Rural elders and other vulnerable rural populations who suffer violence and abuse have special considerations when it comes to the need for response, protection, and support, both as victims and survivors. Health concerns associated with aging, such as physical limitations and dementia, make elderly populations more susceptible to physical neglect and abuse, personal neglect, and financial coercion. Victims who have physical and cognitive disabilities may need advocates to help them access specialized services, resource materials, or interpret legal proceedings. The Administration for Community Living provides prevention strategies information. In response to the COVID-19 pandemic, Safe Havens, the National Clearinghouse on Abuse in Later Life (NCALL), and Futures Without Violence developed a resource for faith communities, COVID-19 and Abuse of Older Adults: Ideas for Increasing Safety and Strengthening Families in Faith Communities.

Futures Without Violence offers an Elder Resources page and the Aging With Respect safety card that healthcare providers and human service agencies can make available. The card contains information about elder abuse and exploitation, healthy and unhealthy relationships, and health impacts of those relationships.

The blog post Elder Abuse: A Public Health Issue that Affects All of Us recognizes elder abuse as a public health issue, noting that approximately 10% of adults over 60 have experienced abuse, neglect, and/or financial exploitation. The authors note that communities can support elders and look out for signs of abuse, citing this list of 12 actions that communities can take to prevent elder abuse from the National Center on Elder Abuse.

The Department of Justice's Elder Justice Initiative developed a resource guide in conjunction with its 2018 Rural and Tribal Elder Justice summit. In addition, the 2018 Rural Monitor article Late Life Domestic Violence: No Such Thing as “Maturing Out” of Elder Abuse discusses local interventions to address elder abuse and violence.

What is the impact of a rural setting on victims of harassment, stalking, and bullying?

According to Perspectives on Civil Protective Orders in Domestic Violence Cases: The Rural and Urban Divide, a study showed that rural women who were granted protection orders were more likely to fear future harassment or harm than their urban counterparts.
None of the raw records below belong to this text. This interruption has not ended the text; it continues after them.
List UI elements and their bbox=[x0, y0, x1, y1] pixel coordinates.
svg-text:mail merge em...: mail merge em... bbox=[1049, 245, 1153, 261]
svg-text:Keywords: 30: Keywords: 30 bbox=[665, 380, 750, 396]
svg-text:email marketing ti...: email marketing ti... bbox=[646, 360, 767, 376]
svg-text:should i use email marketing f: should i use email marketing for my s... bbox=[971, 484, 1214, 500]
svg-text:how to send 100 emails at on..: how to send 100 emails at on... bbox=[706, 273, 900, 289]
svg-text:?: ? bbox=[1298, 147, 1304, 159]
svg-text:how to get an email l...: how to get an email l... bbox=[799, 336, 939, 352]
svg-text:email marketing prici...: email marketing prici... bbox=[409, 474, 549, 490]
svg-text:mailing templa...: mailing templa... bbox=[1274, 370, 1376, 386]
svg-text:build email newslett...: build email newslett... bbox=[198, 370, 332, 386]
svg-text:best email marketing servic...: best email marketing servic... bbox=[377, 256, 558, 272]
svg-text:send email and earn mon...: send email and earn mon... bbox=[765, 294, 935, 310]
The authors suggest that reasons for this may include:

  • Geographic isolation
  • Lack of community services
  • Higher percentage of rural women married to the people named in the protection orders
  • Rural women more likely to be in long-term relationships with their abusers, and more likely to have children in common with them

Bullying, primarily associated with school age children, can be particularly harmful in a rural community where access to support services and small class size impede the administrator's ability to intervene or solve the problem effectively. According to The Differential Impacts of Episodic, Chronic, and Cumulative Physical Bullying and Cyberbullying: The Effects of Victimization on the School Experiences, Social Support, and Mental Health of Rural Adolescents, cyberbullying has become common in rural schools. Geographic isolation does not affect the bully's ability to harass the victim through electronic means. Chronic bullying of any type may harm mental well-being, long term self-esteem, and future success.

Bullying based on sexual orientation or gender identity is a problem in both rural and urban communities. A 2013 article in the American Journal of Public Health finds that LGBTQ youth who experienced bullying also engaged in riskier behavior compared to heterosexual-identified youth who also experienced peer victimization. The Gay, Lesbian & Straight Education Network (now GLSEN) discusses this issue in a rural context in their 2012 report Strengths & Silences: LGBT Students in Rural Schools.

Resources to help communities prevent bullying are available at For an example of partnerships between healthcare providers and law enforcement to address bullying, see the 2018 Rural Monitor article Together We Can Be Bully Free: CAH and Law Enforcement Address Peer Victimization through School-Based Program.